Something ridiculously disappointing about the conduct of our parliamentarians. It just seems they don't have any ideological campus at all.
When Dr Bingu wa Mutharika ditched the United Democratic Front, the party that sponsored him to the presidency in 2004, with him marched a number of parliamentarians into the then new party, DPP.
With Vice president Joyce Banda’s fall out with the DPP, we are again witnessing change of political cloth by some DPP MPs who are now donning People’s Party’s, Banda’s own child. Anita Kalinde, MP from Thyolo, and Jennifer Chilunga from Zomba are examples. And according to Nyasatimes which monitored Capital Radio’s news talk programme in which Kalinde was interviewed, the Thyolo MP hinted that more MPs from the DPP would soon defect to the PP (http://www.nyasatimes.com/malawi/2011/12/17/more-mps-to-join-people%E2%80%99s-party-%E2%80%93kalinde/).
This simply summarises what invites me to think about what it is actually that our parliamentarians represent and believe in.
Joyce Banda broke up with the DPP for one reason: unlike many other DPP gurus, she refused to endorse Professor Peter Mutharika as the party’s presidential candidate for 2014. Following her expulsion from the party, the vice president started pointing out the ills and failures of the DPP led government in the areas of human rights, political governance and economic mismanagement, among others.
Well, that Malawi is currently undergoing one of the most painful economic periods and other forms of pain is there for all to see. Some of the problems started emerging right before VP Joyce Banda fell out with the DPP. However, I do not remember to have heard the vice president criticizing the DPP led government then, which, I believe, adequately suggests that her criticism of the DPP government today is only rooted in her disapproval of the undemocratic manner in which Professor Peter Mutharika is being prepared for the state presidency, a decision that sponsored her exit from the DPP.
With the exception of a few courageous MPs like former Minister of Justice Henry Phoya, other DPP legislators are part of the cause of some of the pain haunting Malawi today: They have been in parliament, cheering the passing of some laws loathed by many Malawians. They have been there refusing to speak against laws that are not intended to serve the majority of Malawians. Now if MP Kalinde’s claim that more DPP legislators are on their way to the PP comes to pass, we have a more serious political challenge ahead of us and it is unlikely that some of the avoidable governance and economic predicament we are in today will be over any time soon.

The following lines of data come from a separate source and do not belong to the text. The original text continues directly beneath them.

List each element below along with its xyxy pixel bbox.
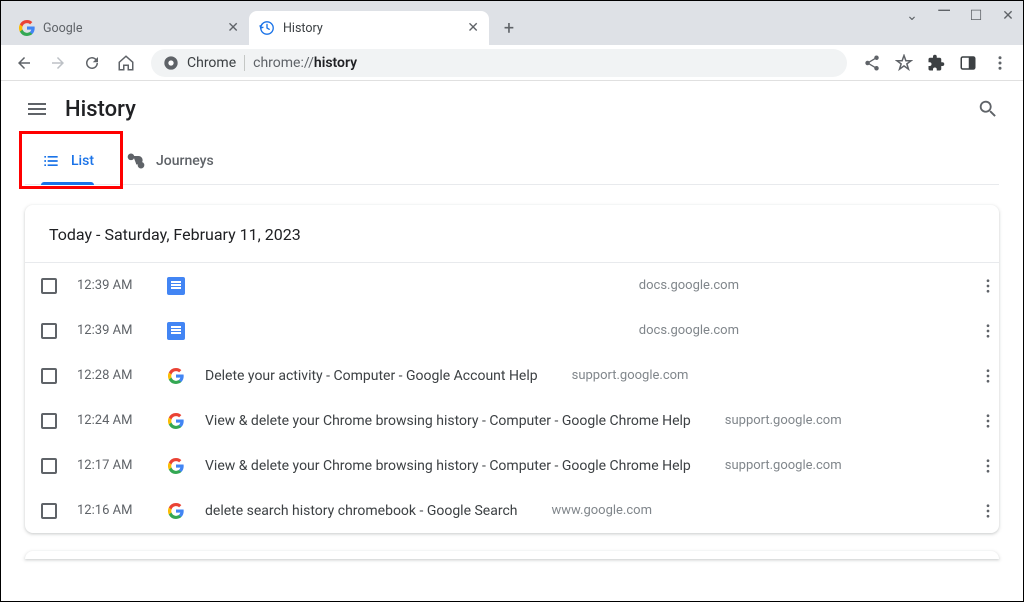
tab-title: History [283, 21, 459, 36]
history-entry-time: 12:39 AM [77, 278, 147, 293]
tab-list[interactable]: List [25, 137, 110, 184]
history-entry-time: 12:28 AM [77, 368, 147, 383]
history-header: History [1, 81, 1023, 137]
back-button[interactable] [9, 48, 39, 78]
select-checkbox[interactable] [41, 278, 57, 294]
close-window-icon[interactable]: ✕ [999, 7, 1017, 25]
maximize-window-icon[interactable]: ☐ [967, 7, 985, 25]
side-panel-button[interactable] [953, 48, 983, 78]
history-tabs: List Journeys [25, 137, 999, 185]
entry-menu-button[interactable] [899, 367, 979, 385]
docs-icon [167, 277, 185, 295]
address-path: chrome://history [253, 55, 357, 71]
history-row: 12:17 AM View & delete your Chrome browsi… [25, 443, 999, 488]
date-header: Today - Saturday, February 11, 2023 [25, 205, 999, 263]
browser-tabs-bar: Google ✕ History ✕ + ⌄ — ☐ ✕ [1, 1, 1023, 45]
history-day-card-next [25, 551, 999, 559]
address-bar[interactable]: Chrome chrome://history [151, 49, 847, 77]
history-entry-time: 12:39 AM [77, 323, 147, 338]
bookmark-button[interactable] [889, 48, 919, 78]
google-favicon [19, 20, 35, 36]
google-icon [168, 503, 184, 519]
history-entry-title[interactable]: Delete your activity - Computer - Google… [205, 368, 538, 384]
history-entry-title[interactable]: View & delete your Chrome browsing histo… [205, 413, 691, 429]
extensions-button[interactable] [921, 48, 951, 78]
select-checkbox[interactable] [41, 323, 57, 339]
tab-title: Google [43, 21, 219, 36]
history-row: 12:39 AM docs.google.com [25, 263, 999, 308]
forward-button[interactable] [43, 48, 73, 78]
search-history-button[interactable] [977, 98, 999, 120]
google-icon [168, 458, 184, 474]
browser-tab-google[interactable]: Google ✕ [9, 11, 249, 45]
history-entry-time: 12:17 AM [77, 458, 147, 473]
browser-menu-button[interactable] [985, 48, 1015, 78]
address-scheme: Chrome [187, 55, 236, 71]
select-checkbox[interactable] [41, 368, 57, 384]
hamburger-menu-icon[interactable] [25, 97, 49, 121]
browser-toolbar: Chrome chrome://history [1, 45, 1023, 81]
history-entry-domain: support.google.com [725, 413, 842, 428]
google-icon [168, 368, 184, 384]
select-checkbox[interactable] [41, 413, 57, 429]
new-tab-button[interactable]: + [495, 14, 523, 42]
history-entry-title[interactable]: View & delete your Chrome browsing histo… [205, 458, 691, 474]
reload-button[interactable] [77, 48, 107, 78]
docs-icon [167, 322, 185, 340]
share-button[interactable] [857, 48, 887, 78]
google-icon [168, 413, 184, 429]
history-entry-title[interactable]: delete search history chromebook - Googl… [205, 503, 518, 519]
minimize-window-icon[interactable]: — [935, 3, 953, 21]
tab-journeys[interactable]: Journeys [110, 137, 230, 184]
history-favicon [259, 20, 275, 36]
history-content: Today - Saturday, February 11, 2023 12:3… [1, 185, 1023, 559]
history-entry-domain: support.google.com [572, 368, 689, 383]
close-tab-icon[interactable]: ✕ [227, 20, 239, 36]
history-entry-domain: docs.google.com [639, 323, 739, 338]
history-row: 12:24 AM View & delete your Chrome browsi… [25, 398, 999, 443]
address-divider [244, 55, 245, 71]
chrome-icon [163, 55, 179, 71]
history-entry-time: 12:16 AM [77, 503, 147, 518]
history-row: 12:16 AM delete search history chromebook… [25, 488, 999, 533]
home-button[interactable] [111, 48, 141, 78]
entry-menu-button[interactable] [899, 457, 979, 475]
history-row: 12:39 AM docs.google.com [25, 308, 999, 353]
history-entry-domain: docs.google.com [639, 278, 739, 293]
browser-tab-history[interactable]: History ✕ [249, 11, 489, 45]
history-row: 12:28 AM Delete your activity - Computer … [25, 353, 999, 398]
history-entry-domain: www.google.com [552, 503, 652, 518]
chevron-down-icon[interactable]: ⌄ [903, 7, 921, 25]
tab-label: List [71, 153, 94, 169]
history-entry-domain: support.google.com [725, 458, 842, 473]
page-title: History [65, 97, 136, 122]
entry-menu-button[interactable] [899, 502, 979, 520]
tab-label: Journeys [156, 153, 214, 169]
select-checkbox[interactable] [41, 503, 57, 519]
history-day-card: Today - Saturday, February 11, 2023 12:3… [25, 205, 999, 533]
entry-menu-button[interactable] [899, 412, 979, 430]
history-entry-time: 12:24 AM [77, 413, 147, 428]
close-tab-icon[interactable]: ✕ [467, 20, 479, 36]
entry-menu-button[interactable] [899, 277, 979, 295]
entry-menu-button[interactable] [899, 322, 979, 340]
window-controls: ⌄ — ☐ ✕ [903, 7, 1017, 25]
select-checkbox[interactable] [41, 458, 57, 474]
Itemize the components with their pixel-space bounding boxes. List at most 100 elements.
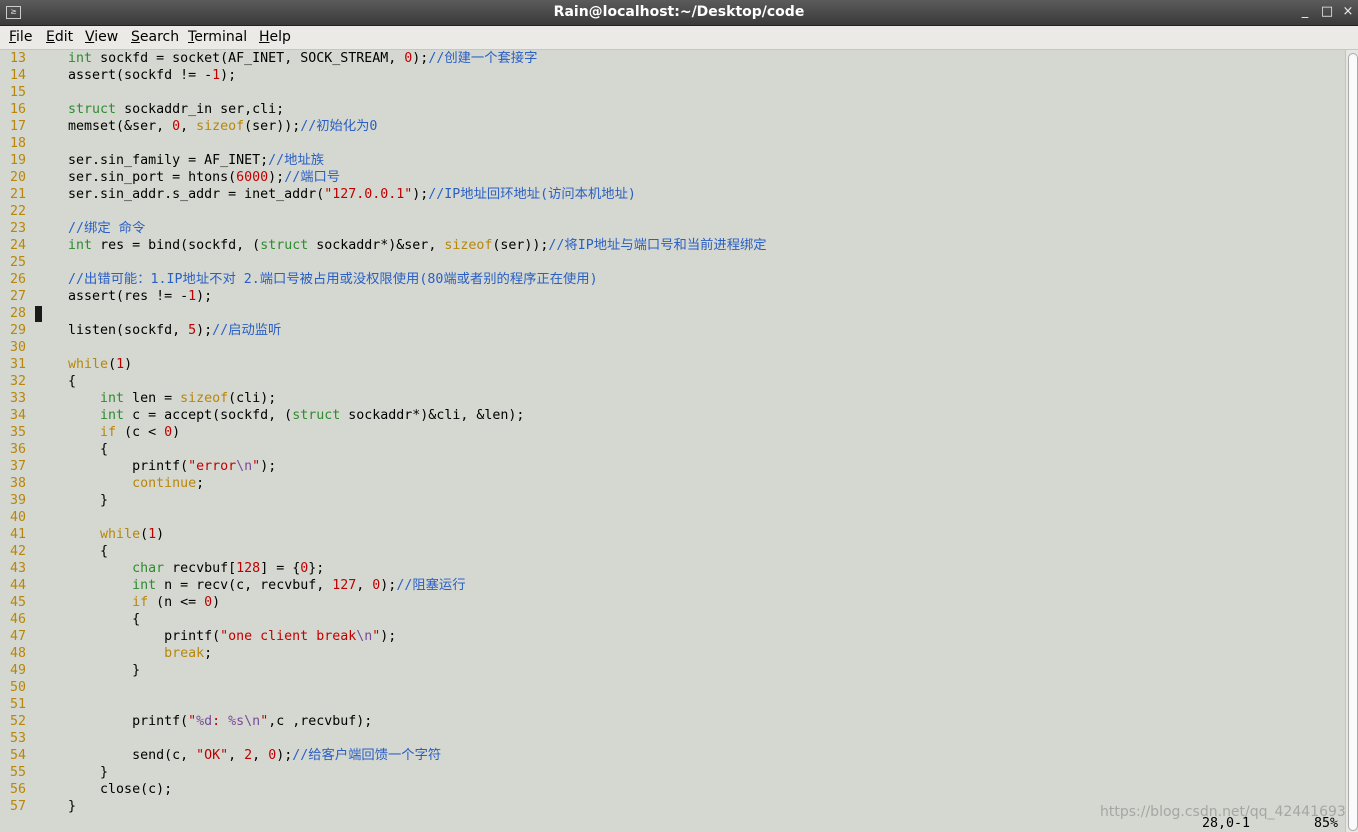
line-number: 41 <box>10 527 27 542</box>
code-token: char <box>132 561 165 576</box>
code-token: " <box>252 459 261 474</box>
code-token: \n <box>356 629 373 644</box>
code-token: { <box>36 544 109 559</box>
menu-view-label: iew <box>94 29 119 45</box>
code-token: 5 <box>188 323 197 338</box>
line-number: 52 <box>10 714 27 729</box>
code-token: 6000 <box>236 170 269 185</box>
code-token: }; <box>308 561 325 576</box>
menu-view[interactable]: View <box>85 29 118 45</box>
code-token: 127 <box>332 578 357 593</box>
line-number: 40 <box>10 510 27 525</box>
code-comment: //端口号 <box>284 170 341 185</box>
line-number: 29 <box>10 323 27 338</box>
scrollbar-thumb[interactable] <box>1348 53 1358 831</box>
menu-help[interactable]: Help <box>259 29 291 45</box>
code-line: 50 <box>0 679 767 696</box>
code-token: %s <box>228 714 245 729</box>
menu-terminal[interactable]: Terminal <box>188 29 247 45</box>
code-token: ); <box>196 323 213 338</box>
code-line: 14 assert(sockfd != -1); <box>0 67 767 84</box>
line-number: 48 <box>10 646 27 661</box>
code-token: ,c ,recvbuf); <box>268 714 373 729</box>
code-line: 26 //出错可能：1.IP地址不对 2.端口号被占用或没权限使用(80端或者别… <box>0 271 767 288</box>
code-token: ); <box>196 289 213 304</box>
code-token: memset(&ser, <box>36 119 173 134</box>
code-token: 1 <box>188 289 197 304</box>
code-token: int <box>68 51 93 66</box>
code-token: ); <box>260 459 277 474</box>
line-number: 27 <box>10 289 27 304</box>
code-token: ] = { <box>260 561 301 576</box>
code-token: assert(sockfd != - <box>36 68 213 83</box>
line-number: 34 <box>10 408 27 423</box>
line-number: 49 <box>10 663 27 678</box>
code-token: 2 <box>244 748 253 763</box>
code-line: 28 <box>0 305 767 322</box>
code-token: 0 <box>204 595 213 610</box>
code-comment: //创建一个套接字 <box>428 51 538 66</box>
line-number: 17 <box>10 119 27 134</box>
menu-search-label: earch <box>139 29 180 45</box>
close-icon[interactable]: × <box>1340 4 1356 20</box>
terminal-text-area[interactable]: 13 int sockfd = socket(AF_INET, SOCK_STR… <box>0 50 1345 832</box>
line-number: 33 <box>10 391 27 406</box>
vertical-scrollbar[interactable] <box>1345 50 1358 832</box>
code-line: 57 } <box>0 798 767 815</box>
menu-view-mnemonic: V <box>85 29 95 45</box>
line-number: 20 <box>10 170 27 185</box>
code-token: "one client break <box>220 629 357 644</box>
code-token: "127.0.0.1" <box>324 187 413 202</box>
code-token: } <box>36 765 109 780</box>
code-comment: //给客户端回馈一个字符 <box>292 748 442 763</box>
code-token: } <box>36 799 77 814</box>
scroll-percent: 85% <box>1314 816 1339 831</box>
code-token: \n <box>244 714 261 729</box>
window-title: Rain@localhost:~/Desktop/code <box>553 4 805 20</box>
code-line: 20 ser.sin_port = htons(6000);//端口号 <box>0 169 767 186</box>
line-number: 56 <box>10 782 27 797</box>
line-number: 23 <box>10 221 27 236</box>
code-token: 0 <box>268 748 277 763</box>
code-line: 55 } <box>0 764 767 781</box>
line-number: 45 <box>10 595 27 610</box>
maximize-icon[interactable]: □ <box>1319 4 1335 20</box>
code-token: 1 <box>212 68 221 83</box>
code-token: { <box>36 442 109 457</box>
line-number: 37 <box>10 459 27 474</box>
code-token: { <box>36 374 77 389</box>
menu-search[interactable]: Search <box>131 29 179 45</box>
code-token: while <box>100 527 141 542</box>
line-number: 14 <box>10 68 27 83</box>
line-number: 22 <box>10 204 27 219</box>
code-line: 54 send(c, "OK", 2, 0);//给客户端回馈一个字符 <box>0 747 767 764</box>
code-token: printf( <box>36 629 221 644</box>
code-line: 23 //绑定 命令 <box>0 220 767 237</box>
code-token: while <box>68 357 109 372</box>
code-token: , <box>356 578 373 593</box>
text-cursor <box>35 306 42 322</box>
code-token: int <box>68 238 93 253</box>
menu-file-mnemonic: F <box>9 29 17 45</box>
code-token: (n <= <box>148 595 205 610</box>
menu-help-label: elp <box>269 29 291 45</box>
minimize-icon[interactable]: _ <box>1297 4 1313 20</box>
code-line: 53 <box>0 730 767 747</box>
code-token: recvbuf[ <box>164 561 237 576</box>
menu-file[interactable]: File <box>9 29 32 45</box>
window-titlebar[interactable]: ≥ Rain@localhost:~/Desktop/code _ □ × <box>0 0 1358 26</box>
code-line: 45 if (n <= 0) <box>0 594 767 611</box>
code-line: 35 if (c < 0) <box>0 424 767 441</box>
code-comment: //将IP地址与端口号和当前进程绑定 <box>548 238 767 253</box>
code-token: 128 <box>236 561 261 576</box>
code-token: , <box>252 748 269 763</box>
menu-edit[interactable]: Edit <box>46 29 73 45</box>
line-number: 13 <box>10 51 27 66</box>
code-line: 44 int n = recv(c, recvbuf, 127, 0);//阻塞… <box>0 577 767 594</box>
code-line: 48 break; <box>0 645 767 662</box>
code-token: assert(res != - <box>36 289 189 304</box>
code-line: 32 { <box>0 373 767 390</box>
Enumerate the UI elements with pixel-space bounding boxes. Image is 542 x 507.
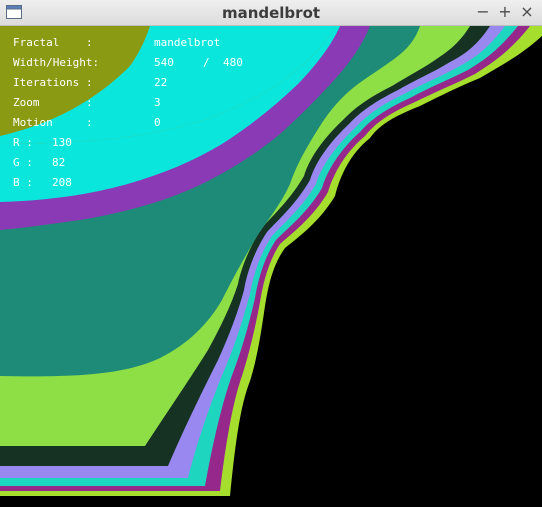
- maximize-button[interactable]: +: [496, 3, 514, 21]
- bulb-mid: [348, 224, 376, 252]
- size-separator: /: [203, 56, 210, 69]
- motion-colon: :: [86, 116, 93, 129]
- close-button[interactable]: ×: [518, 3, 536, 21]
- zoom-colon: :: [86, 96, 93, 109]
- minimize-button[interactable]: −: [474, 3, 492, 21]
- fractal-value: mandelbrot: [154, 36, 221, 49]
- width-value: 540: [154, 56, 174, 69]
- r-value: 130: [52, 136, 72, 149]
- iterations-label: Iterations: [13, 76, 80, 89]
- motion-label: Motion: [13, 116, 53, 129]
- height-value: 480: [223, 56, 243, 69]
- fractal-label: Fractal: [13, 36, 60, 49]
- b-label: B :: [13, 176, 33, 189]
- title-bar[interactable]: mandelbrot − + ×: [0, 0, 542, 26]
- bulb-upper: [422, 120, 458, 156]
- b-value: 208: [52, 176, 72, 189]
- size-label: Width/Height:: [13, 56, 100, 69]
- g-value: 82: [52, 156, 66, 169]
- r-label: R :: [13, 136, 33, 149]
- app-window: mandelbrot − + × Fractal : mandelbrot Wi…: [0, 0, 542, 507]
- g-label: G :: [13, 156, 33, 169]
- info-overlay: Fractal : mandelbrot Width/Height: 540 /…: [0, 26, 300, 206]
- zoom-value: 3: [154, 96, 161, 109]
- motion-value: 0: [154, 116, 161, 129]
- window-title: mandelbrot: [221, 4, 321, 22]
- iterations-value: 22: [154, 76, 168, 89]
- bulb-lower: [286, 332, 314, 360]
- zoom-label: Zoom: [13, 96, 40, 109]
- fractal-colon: :: [86, 36, 93, 49]
- iterations-colon: :: [86, 76, 93, 89]
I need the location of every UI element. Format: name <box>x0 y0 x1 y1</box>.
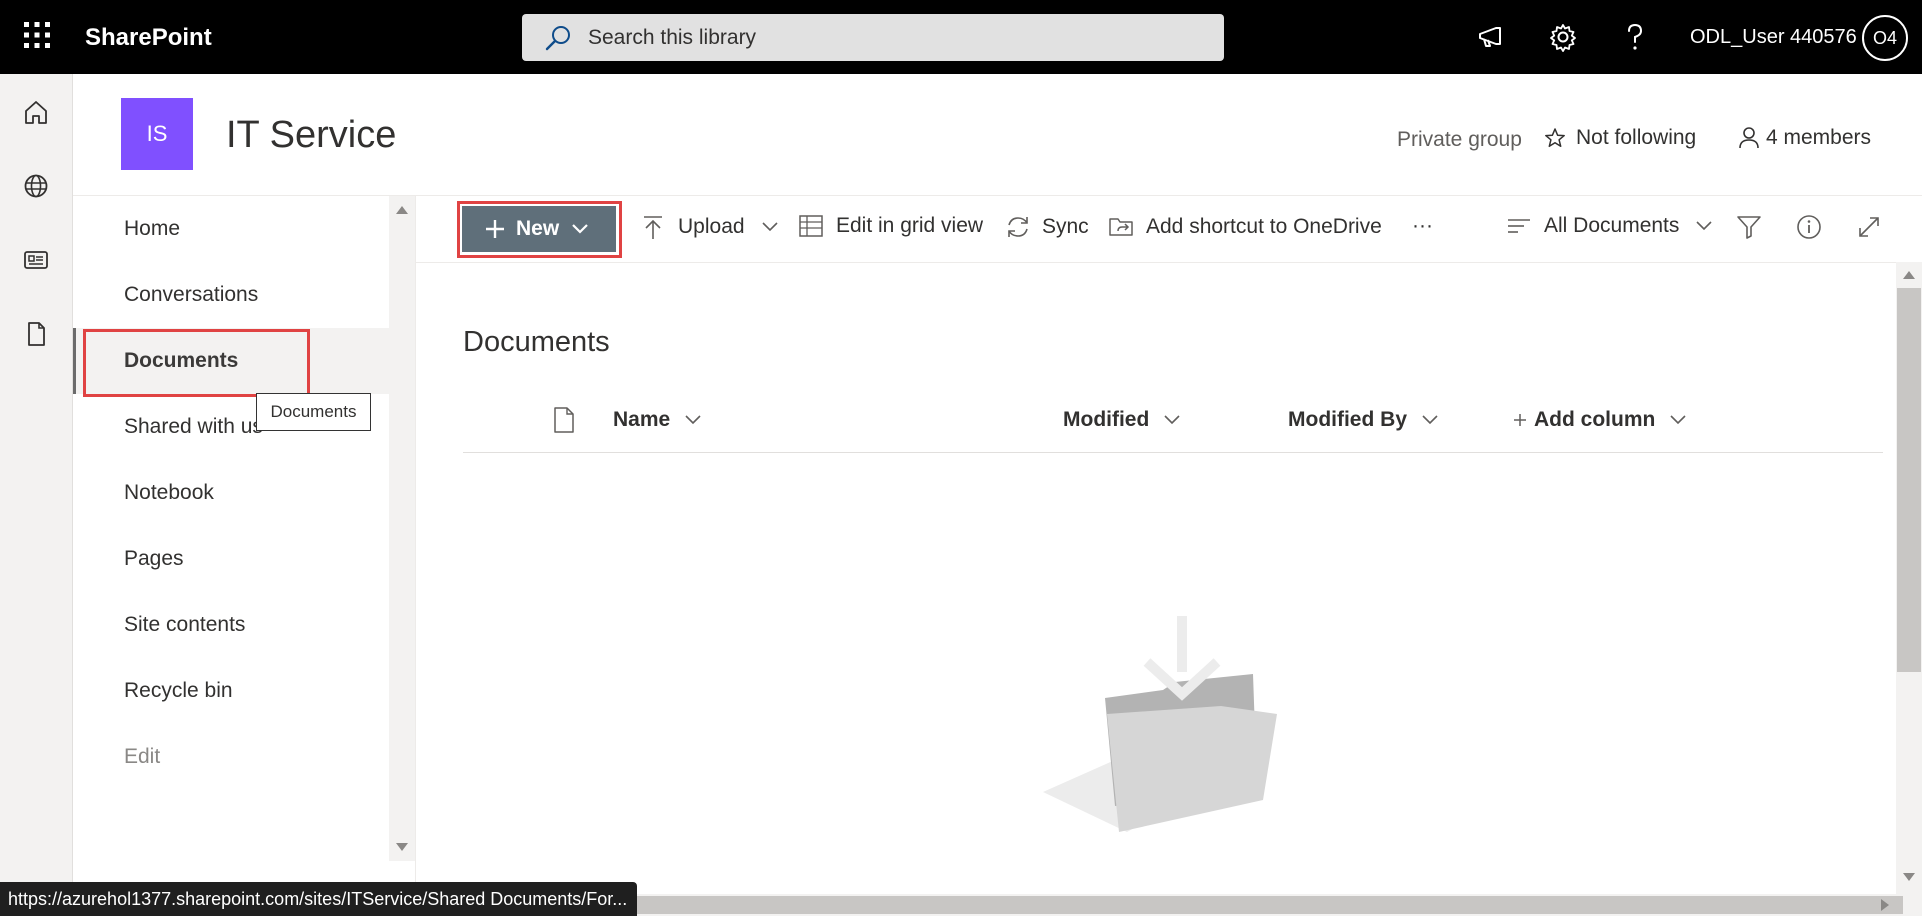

The DPP MPs sympathizing with PP now, or are yet to, abhor their party not because it has failed to satisfy our expectations of a government in terms of the economy and on other fronts, but because their beloved, Vice president Joyce Banda, will not ascend to the presidency via the DPP route. The message that such MPs are putting across is simple: everything is fine in the DPP led government except that it was offended and felt insulted by Joyce Banda’s decision to say no to Professor Peter Mutharika as DPP’s presidential candidate.
I am convinced that the DPP MPs joining PP will not be doing so for the love of our country but for other reasons, with selfishness on top of the list. So far, the MPs have not demonstrated to the nation that, should PP which they intend to join form the next government and should the party’s led government embark on the development and passing of unpopular laws, they will stand to oppose that.
It seems easy, therefore, to believe that representing the aspirations of Malawians is not our parliamentarians’ objective as they embark on their political careers. They have had numerous opportunities to do so but have not seized them. The MPs’ goal is not to see the lives of Malawians improve. They are only intoxicated with lust for power, fame and financial gains which they are assured of, only if they support their beloved political bosses, regardless of the type of service that Malawians get from their government. The MPs’ sympathy for PP, therefore, is only motivated by their desire to position themselves strategically so that they can secure themselves comfortable and warm places in the PP led government, in the event that the party triumphs in the 2014 polls.